One American Second by Norman Fairbanks

December 4th, 2007

One American Second (The Great American Radio Play) is a sort of mixtape about American culture. It consists of three episodes of about 50 minutes, of carefully arranged snippets of sound, most of it presumably all of it is from the radio. I think it represents American culture well in the sense that it touches the taboos, fears as well as the pride and values I think many Americans have about their nation. I like the playfulness of this work by Fairbanks - he has a way of playing with sounds and what they express in a way that I haven’t seen many other do. (Perhaps I’ve looked in the wrong places)
I also like how he’s able apply a different mood from what was inended in the original recordings, to each clip. This is done by changing the context by choosing the order he puts the clips in, and also by mood-creating music.
Much of the work consists of talk, and there’s also alot of music. I imagine some of it (The electro music) was produced by himself, but most of it is probably sampled radio material, and those parts, I think, is a good representation for the USA in different ways.
I imagine some proud Americans would be genuinely insulted by hearing this work. But for us other people, this is a recommended piece of art!

Coke Zero

April 21st, 2007

True to my geekiness, I try to ingest a dose of caffeine everyday. And I also have a problem with diet drinks, I usually just can’t stand the sweeteners. Sucralose is extra bad. I actually can’t taste the sweetness in it, it’s just not there. At the same time I feel the bad taste of it which is somewhere between sour and bitter. (But of course, this is my highly personal opinion, I realize many people think sucralose tastes good, or at the very least decent)

So I decided to try Coca Cola Zero for a few days and see what I though about it. Coke Zero is based on aspartam and acesulfam k, which as far as I understand is the same sweeteners as the pre-sucralose diet Coke. So in a way Coke Light could be seen as a modified version of that. My theory is that the CC company realized their mistake with sucralose, but couldn’t recall it because of pride for their trademark.
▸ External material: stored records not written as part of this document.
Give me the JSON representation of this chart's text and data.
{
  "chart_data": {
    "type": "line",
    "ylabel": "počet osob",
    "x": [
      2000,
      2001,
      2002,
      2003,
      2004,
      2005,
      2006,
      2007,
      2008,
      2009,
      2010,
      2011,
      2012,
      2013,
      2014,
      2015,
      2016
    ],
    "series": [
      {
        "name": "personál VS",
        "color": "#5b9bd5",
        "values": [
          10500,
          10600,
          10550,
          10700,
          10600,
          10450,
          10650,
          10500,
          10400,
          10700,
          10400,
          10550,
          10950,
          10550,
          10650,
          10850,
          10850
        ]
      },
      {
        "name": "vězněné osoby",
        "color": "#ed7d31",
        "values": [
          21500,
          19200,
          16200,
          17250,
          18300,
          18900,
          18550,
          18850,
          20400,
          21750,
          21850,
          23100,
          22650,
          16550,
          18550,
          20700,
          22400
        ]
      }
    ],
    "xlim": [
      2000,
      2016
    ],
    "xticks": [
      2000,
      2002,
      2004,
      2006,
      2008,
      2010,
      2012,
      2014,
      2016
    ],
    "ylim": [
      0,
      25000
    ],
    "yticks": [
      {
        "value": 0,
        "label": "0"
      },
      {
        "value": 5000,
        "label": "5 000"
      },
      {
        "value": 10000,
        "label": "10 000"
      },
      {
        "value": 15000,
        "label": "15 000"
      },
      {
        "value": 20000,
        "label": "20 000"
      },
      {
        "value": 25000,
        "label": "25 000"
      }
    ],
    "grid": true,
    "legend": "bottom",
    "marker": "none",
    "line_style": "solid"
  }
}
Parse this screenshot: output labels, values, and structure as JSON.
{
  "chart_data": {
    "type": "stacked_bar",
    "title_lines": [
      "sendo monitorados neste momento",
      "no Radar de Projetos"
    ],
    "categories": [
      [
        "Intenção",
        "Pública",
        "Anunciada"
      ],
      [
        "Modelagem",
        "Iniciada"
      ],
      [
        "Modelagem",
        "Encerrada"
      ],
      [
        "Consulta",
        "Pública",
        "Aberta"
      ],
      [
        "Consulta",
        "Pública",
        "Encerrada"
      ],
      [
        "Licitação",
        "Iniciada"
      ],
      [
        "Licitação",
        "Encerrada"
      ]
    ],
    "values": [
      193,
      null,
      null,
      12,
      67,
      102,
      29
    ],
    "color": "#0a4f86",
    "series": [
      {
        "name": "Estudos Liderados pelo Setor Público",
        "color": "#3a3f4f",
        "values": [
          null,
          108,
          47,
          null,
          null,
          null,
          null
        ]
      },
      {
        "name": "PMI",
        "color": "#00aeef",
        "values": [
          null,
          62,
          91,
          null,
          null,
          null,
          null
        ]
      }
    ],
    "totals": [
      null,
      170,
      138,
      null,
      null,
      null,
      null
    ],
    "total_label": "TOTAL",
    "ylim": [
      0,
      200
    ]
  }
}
Coke Zero also has a weird effect when it comes to its carbonation. When opening a can of diet soda, there seems to be more pressure in it, and diet sodas seem to be more explosive when it’s been shaken. And diet sodas also seem to produce more foam, both when pouring it in a glass (Where the foam takes a ridiculous amount of time to settle) and when drinking from the can (Where the foam fills your mouth) The myth (?) that artificial sweeteners are in fact soap are not only related to the taste.
Alas, it seems like Coke Zero, just like any other diet drink, is either more carbonated than regular sodas, or that this effect is caused by the sweeteners.

What about the taste then? Obviously better than diet Coke. And even a pinch better than the old diet Coke. But it still has a very clear texture of sweeteners, and also leaves the regular after-taste in my mouth, but less than either other two types mentioned. In my opinion it’s a fully acceptable drink when drunk with food, which masks the sweeteners pretty well.

Coke Zero still not my preferred way of ingesting caffeine, but I’m pleased to see that Coca Cola did a diet drink somewhat ok.